INDUSTRIAL APPLICABILITY

[000180] The arrangements described are applicable to the computer and data processing industries and particularly for the digital signal processing for the encoding and decoding of signals such as video and image signals, achieving high compression efficiency.

[000181] The arrangements describe split use of MFSC into two operations, dividing how a hierarchical structure (such as feature pyramid network) of a frame of data is compressed before encoding (and correspondingly decompressed after decoding). In separately applying MFSC techniques, a degree of cross-layer fusion can be achieved without the severe degradation of spatial detail incurred using a single MFSC operation. For tasks requiring preservation of greater spatial detail, such as instance segmentation, the resulting mAP is higher using separate MSFC techniques than if all FPN (hierarchical) layers are merged into a single tensor. Further, different numbers of channels can be used in different instances of MFSC, thereby limiting area increases if required. MFSC is traditionally used to ‘fuse’ or constrict all data in an FPN. In contrast to fusing or constricting all data in a FPN, use of more than one instance of MFSC with a single hierarchical structure or FPN can implement MFSC while limiting unfavourable effects of mAP.

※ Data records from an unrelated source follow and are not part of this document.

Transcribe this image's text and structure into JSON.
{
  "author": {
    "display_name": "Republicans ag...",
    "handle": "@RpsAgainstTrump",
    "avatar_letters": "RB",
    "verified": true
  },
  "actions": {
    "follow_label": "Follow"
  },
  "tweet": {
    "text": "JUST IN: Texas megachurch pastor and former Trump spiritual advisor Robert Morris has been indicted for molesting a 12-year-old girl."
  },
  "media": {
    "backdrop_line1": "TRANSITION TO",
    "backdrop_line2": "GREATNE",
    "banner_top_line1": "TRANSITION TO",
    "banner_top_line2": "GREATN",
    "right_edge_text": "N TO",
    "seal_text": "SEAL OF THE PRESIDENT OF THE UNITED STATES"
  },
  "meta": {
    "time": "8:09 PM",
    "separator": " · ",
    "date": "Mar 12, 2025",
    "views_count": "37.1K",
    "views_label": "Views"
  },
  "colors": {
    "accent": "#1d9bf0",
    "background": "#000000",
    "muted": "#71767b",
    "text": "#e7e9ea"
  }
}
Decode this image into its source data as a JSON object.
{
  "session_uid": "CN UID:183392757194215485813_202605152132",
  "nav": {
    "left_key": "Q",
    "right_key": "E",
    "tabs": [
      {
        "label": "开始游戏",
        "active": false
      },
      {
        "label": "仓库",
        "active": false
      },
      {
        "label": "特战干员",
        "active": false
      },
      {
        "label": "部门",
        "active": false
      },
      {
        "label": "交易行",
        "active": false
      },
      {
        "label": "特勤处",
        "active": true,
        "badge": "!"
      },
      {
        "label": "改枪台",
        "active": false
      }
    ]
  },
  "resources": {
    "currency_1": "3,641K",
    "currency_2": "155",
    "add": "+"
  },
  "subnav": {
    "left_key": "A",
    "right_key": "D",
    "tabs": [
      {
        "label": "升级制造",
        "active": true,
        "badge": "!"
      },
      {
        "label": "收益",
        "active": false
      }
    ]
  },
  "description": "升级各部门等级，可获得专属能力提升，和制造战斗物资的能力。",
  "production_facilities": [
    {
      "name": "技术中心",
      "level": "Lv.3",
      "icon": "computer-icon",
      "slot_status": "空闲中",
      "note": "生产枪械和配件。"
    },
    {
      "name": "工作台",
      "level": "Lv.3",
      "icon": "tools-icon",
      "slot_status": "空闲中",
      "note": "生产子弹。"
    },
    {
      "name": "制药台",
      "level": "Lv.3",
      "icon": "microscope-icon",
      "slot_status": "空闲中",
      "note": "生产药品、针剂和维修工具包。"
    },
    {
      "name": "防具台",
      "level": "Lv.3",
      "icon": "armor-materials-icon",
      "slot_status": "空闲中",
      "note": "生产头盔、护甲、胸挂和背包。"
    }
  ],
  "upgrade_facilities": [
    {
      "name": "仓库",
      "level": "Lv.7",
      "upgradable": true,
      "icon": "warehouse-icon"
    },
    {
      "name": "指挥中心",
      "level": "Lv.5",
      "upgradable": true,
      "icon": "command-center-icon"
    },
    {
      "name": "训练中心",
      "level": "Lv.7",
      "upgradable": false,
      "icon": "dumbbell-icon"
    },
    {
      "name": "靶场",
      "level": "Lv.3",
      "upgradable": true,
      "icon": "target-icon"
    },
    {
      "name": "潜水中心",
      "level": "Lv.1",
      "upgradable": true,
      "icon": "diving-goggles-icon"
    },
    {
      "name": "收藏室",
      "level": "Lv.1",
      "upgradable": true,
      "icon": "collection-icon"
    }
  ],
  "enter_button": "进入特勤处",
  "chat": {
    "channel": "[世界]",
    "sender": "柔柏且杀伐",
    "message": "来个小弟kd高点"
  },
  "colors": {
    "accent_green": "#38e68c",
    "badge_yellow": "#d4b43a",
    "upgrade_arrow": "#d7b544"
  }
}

[000182] The foregoing describes only some embodiments of the present invention, and modifications and/or changes can be made thereto without departing from the scope and spirit of the invention, the embodiments being illustrative and not restrictive.

[000183] In the context of this specification, the word “comprising” means “including principally but not necessarily solely” or “having” or “including”, and not “consisting only of’. Variations of the word "comprising", such as “comprise” and “comprises” have correspondingly varied meanings.